Flávio de Carvalho sobre a Guerra Total em Estilhaços

"O soldado heróico e o masoquista funcionam do mesmo modo; ambos procuram salvar qualquer coisa, a pátria e o mundo, ambos sacrificam-se para um suposto bem geral; o masoquista tem dó de si mesmo e sente-se forte no sofrimento, deseja ser maltratado para mostrar quanto o mundo é mau, procura no maltrato e na dor o alívio para o seu desejo; quer ser vítima, quer que todo mundo veja a sua situação que ele considera injusta; é no sentimento de justiça que nasce esse seu desejo sofredor. Ele acha que o mundo não soube apreciá-lo, que ele devia estar por cima dominando e para castigar o mundo se submete ao sofrimento para que o mundo tenha remorso e o aclame como herói. Ele deseja que o mundo venha fazer contrição a seus pés. Aí então ele se sente fraternal e amigo do mundo. Ele é o salvador de almas; o Cristo, o padre, o Buda, o Moisés, o mendigo, o político esquecido, o recluso, a prostituta amorosa, o homem de gênio, o seu fetiche é o mundo, seu deus, ele mesmo. O seu intenso desejo de se congelar num todo poderoso exige uma grande exibição de astúcia - a modéstia, a submissão, a timidez, o engodo, a sobriedade são suas armas. Do contato com o mundo ele constrói a imagem do tirano, recebe o chiste dessa imagem esperando a contrição, o momento de ver o colosso humilhado a seus pés. O processo de fetichismo é duplo - as suas carícias agressivas sobre o mundo objetivo em vez de exibir as inferioridades desse, ao contrário, provocam o aparecimento de superioridade, de tudo quanto é viril e agressivo. Ele quer parecer pequeno ao lado do mundo objetivo. Tendo construído o seu tirano, ele procura por um toque mental capaz de desorganizar o aspecto, profanando o santuário do tirano em comédias de cinema, mostrando sua alma vazia, humilhando-o. A vida do tirano está em suas mãos; ele torna-se assim o salvador do tirano, o benevolente, o santo, o fetiche-Cristo, o igual ao herói, o querido da mulher, o homem-vaselina que ficou deus.

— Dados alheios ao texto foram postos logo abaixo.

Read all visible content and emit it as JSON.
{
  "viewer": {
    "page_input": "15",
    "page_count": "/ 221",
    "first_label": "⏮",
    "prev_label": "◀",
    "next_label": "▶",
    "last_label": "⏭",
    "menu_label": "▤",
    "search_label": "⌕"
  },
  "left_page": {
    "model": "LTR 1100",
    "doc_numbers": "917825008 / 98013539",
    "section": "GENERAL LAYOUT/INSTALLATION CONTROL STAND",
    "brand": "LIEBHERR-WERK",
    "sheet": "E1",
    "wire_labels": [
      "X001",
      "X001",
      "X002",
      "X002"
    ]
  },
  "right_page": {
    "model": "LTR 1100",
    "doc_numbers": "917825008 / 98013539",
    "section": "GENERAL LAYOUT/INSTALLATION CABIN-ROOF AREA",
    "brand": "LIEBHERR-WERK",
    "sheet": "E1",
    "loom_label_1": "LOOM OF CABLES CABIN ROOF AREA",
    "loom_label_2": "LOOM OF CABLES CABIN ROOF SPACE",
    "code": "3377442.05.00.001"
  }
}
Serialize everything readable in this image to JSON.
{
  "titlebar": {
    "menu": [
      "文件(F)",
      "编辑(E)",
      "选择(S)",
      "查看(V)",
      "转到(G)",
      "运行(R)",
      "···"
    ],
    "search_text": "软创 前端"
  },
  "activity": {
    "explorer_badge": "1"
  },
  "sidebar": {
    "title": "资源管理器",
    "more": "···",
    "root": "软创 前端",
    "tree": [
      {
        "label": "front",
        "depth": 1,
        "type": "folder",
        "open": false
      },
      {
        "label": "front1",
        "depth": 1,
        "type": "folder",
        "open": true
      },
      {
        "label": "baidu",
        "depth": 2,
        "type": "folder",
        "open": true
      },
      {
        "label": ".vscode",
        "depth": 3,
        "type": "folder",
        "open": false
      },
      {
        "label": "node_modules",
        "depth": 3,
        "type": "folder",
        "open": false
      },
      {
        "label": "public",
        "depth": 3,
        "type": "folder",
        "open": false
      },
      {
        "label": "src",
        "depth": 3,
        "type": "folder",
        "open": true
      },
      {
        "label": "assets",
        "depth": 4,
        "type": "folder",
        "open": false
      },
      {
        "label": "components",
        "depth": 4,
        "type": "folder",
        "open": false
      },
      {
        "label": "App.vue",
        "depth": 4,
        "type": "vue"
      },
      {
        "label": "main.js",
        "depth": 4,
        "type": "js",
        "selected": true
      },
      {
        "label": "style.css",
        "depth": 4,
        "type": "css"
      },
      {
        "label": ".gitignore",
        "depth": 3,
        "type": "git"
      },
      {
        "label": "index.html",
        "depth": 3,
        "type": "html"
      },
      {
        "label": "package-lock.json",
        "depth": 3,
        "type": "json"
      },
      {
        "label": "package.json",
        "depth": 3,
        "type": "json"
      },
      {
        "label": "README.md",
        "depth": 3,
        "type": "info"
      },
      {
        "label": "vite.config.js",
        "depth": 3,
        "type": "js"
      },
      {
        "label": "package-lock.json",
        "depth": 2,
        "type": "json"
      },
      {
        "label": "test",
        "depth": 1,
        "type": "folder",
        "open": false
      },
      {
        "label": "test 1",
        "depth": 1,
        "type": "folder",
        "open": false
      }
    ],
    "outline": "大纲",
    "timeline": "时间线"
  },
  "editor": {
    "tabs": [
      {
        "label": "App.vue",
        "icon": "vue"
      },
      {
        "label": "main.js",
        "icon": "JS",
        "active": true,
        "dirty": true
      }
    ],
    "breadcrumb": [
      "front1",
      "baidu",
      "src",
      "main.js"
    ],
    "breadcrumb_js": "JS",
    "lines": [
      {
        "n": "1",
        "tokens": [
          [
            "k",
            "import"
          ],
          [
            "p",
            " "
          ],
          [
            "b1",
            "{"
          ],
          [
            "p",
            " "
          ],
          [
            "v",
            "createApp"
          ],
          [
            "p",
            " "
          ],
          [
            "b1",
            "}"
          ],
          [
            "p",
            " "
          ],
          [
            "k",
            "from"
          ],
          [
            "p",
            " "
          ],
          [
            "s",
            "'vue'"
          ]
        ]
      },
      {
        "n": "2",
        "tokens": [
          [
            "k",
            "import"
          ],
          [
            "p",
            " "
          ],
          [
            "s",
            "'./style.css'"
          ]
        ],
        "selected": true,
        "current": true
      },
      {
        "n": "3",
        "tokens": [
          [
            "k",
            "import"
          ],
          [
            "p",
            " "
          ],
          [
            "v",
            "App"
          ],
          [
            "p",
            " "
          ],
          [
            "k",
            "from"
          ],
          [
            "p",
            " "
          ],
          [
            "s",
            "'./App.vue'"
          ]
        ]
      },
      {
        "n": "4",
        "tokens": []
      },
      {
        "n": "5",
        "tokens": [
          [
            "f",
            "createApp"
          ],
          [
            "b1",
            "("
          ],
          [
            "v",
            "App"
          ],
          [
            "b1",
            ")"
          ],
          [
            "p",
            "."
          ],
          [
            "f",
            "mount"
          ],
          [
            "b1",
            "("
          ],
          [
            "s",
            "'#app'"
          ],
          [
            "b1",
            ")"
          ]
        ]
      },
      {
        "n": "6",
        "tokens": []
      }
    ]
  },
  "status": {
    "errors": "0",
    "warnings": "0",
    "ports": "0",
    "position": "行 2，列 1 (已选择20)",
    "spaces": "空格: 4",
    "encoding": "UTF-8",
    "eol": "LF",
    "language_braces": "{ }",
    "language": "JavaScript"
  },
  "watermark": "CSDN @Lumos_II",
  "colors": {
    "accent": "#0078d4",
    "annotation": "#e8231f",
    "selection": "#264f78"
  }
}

O soldado heróico, conservando-se numa posição inferior, consegue formar planos, fraternalmente guiar tropas em número inferior contra um inimigo imaginário, esmagando sempre o inimigo. O seu fraco são os prisioneiros. Surgem aos milhões em grandes massas para mostrar aos conterrâneos o heroísmo do soldado esquecido; ele se sente grande e não deseja ser nada acima de um major ou um coronel, para mostrar aos seus superiores e ao mundo em geral a injustiça de ter sido esquecido. Muitas vezes procura um sofrimento maior, tenta retroceder a um posto inferior, ser tenente sacrificado ou cabo, mostrando ao mundo o quanto é bom e grande; se ele se tem em muita consideração, procura ser miserável, abandonado do mundo, esquecido, tem pena de si mesmo e se comove com as menores coisas e deseja ardentemente ser socorrido por amigos e ser transformado em herói modesto. Ás vezes ele deseja a morte como paliativo mundano, antecipando o monopólio sexual, um gozo post-mortem.

O político heróico segue mais ou menos o mesmo percurso."